Let's imagine this line of events:
Th1 locks the mutex and does some work in it's critical region.
Th2 calls lock on the mutex but is blocked.
Th1 finishes its work on the critical region and unlocks the mutex.
My question now is: Even if th1 still had some time left to work, will the call to unlock the mutex necessarily cause an immediate context switch to a thread that is blocked on the lock(in this case to th2) if there's any?
No, or at the very most implementation defined.
Typically, uncontested mutex operations never need to enter the kernel at all, they are just atomic operations on a memory location. When a conflict is detected, such as one thread wanting to lock a mutex that another thread owns, the wanting thread has to enter the kernel to wait for it; and the kernel needs to adjust the mutex so that the owning thread signals the kernel when it is done with it.
The distinction is that enter may block indefinitely until the release of a mutex; while signal merely indicates that such an event has occurred.
When the kernel is informed that a contested mutex has become available, it must, at the very least, enable the waiting thread to run. When it runs, it may discover the mutex is still not available, and re-enter its waiting mode.

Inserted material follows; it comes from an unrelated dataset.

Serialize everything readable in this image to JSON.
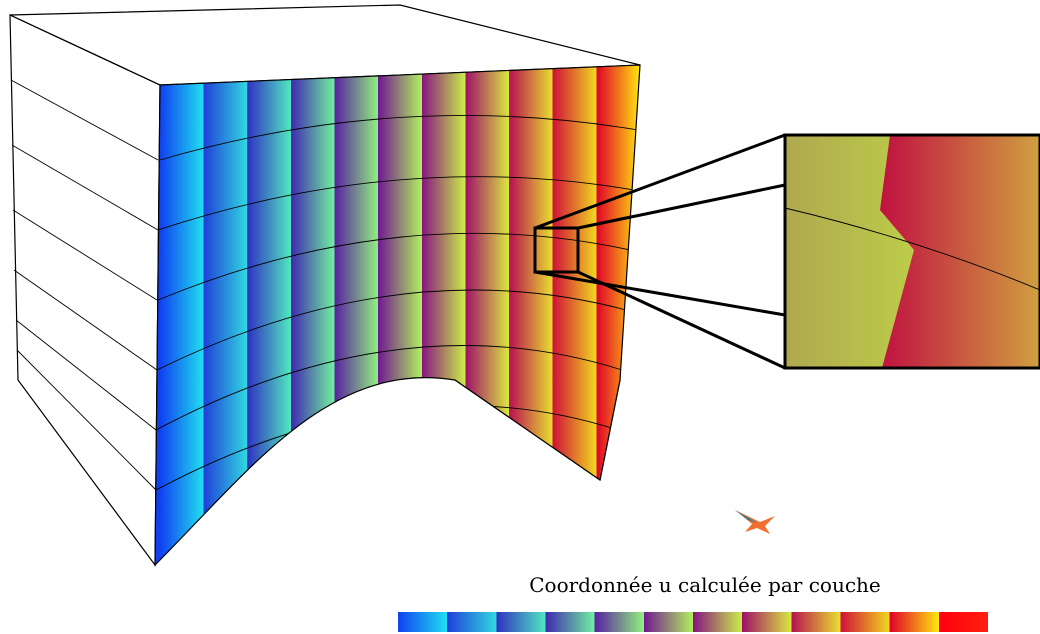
{
  "caption": "Coordonnée u calculée par couche"
}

Whether the waiting thread runs before the releasing thread may be based upon deterministic things like priority or scheduling class. In the face of multiprocessors, both threads may be simultaneously unleashed on separate CPUs, thus the next acquisition of the mutex may be entirely non-deterministic.
On the other hand, some systems like google's fair scheduling mutexes (entirely done in user mode) ensure that the starvation implied by the above paragraph cannot happen.
So implementation defined; and the definition provided by your implementation says a lot about your implementation.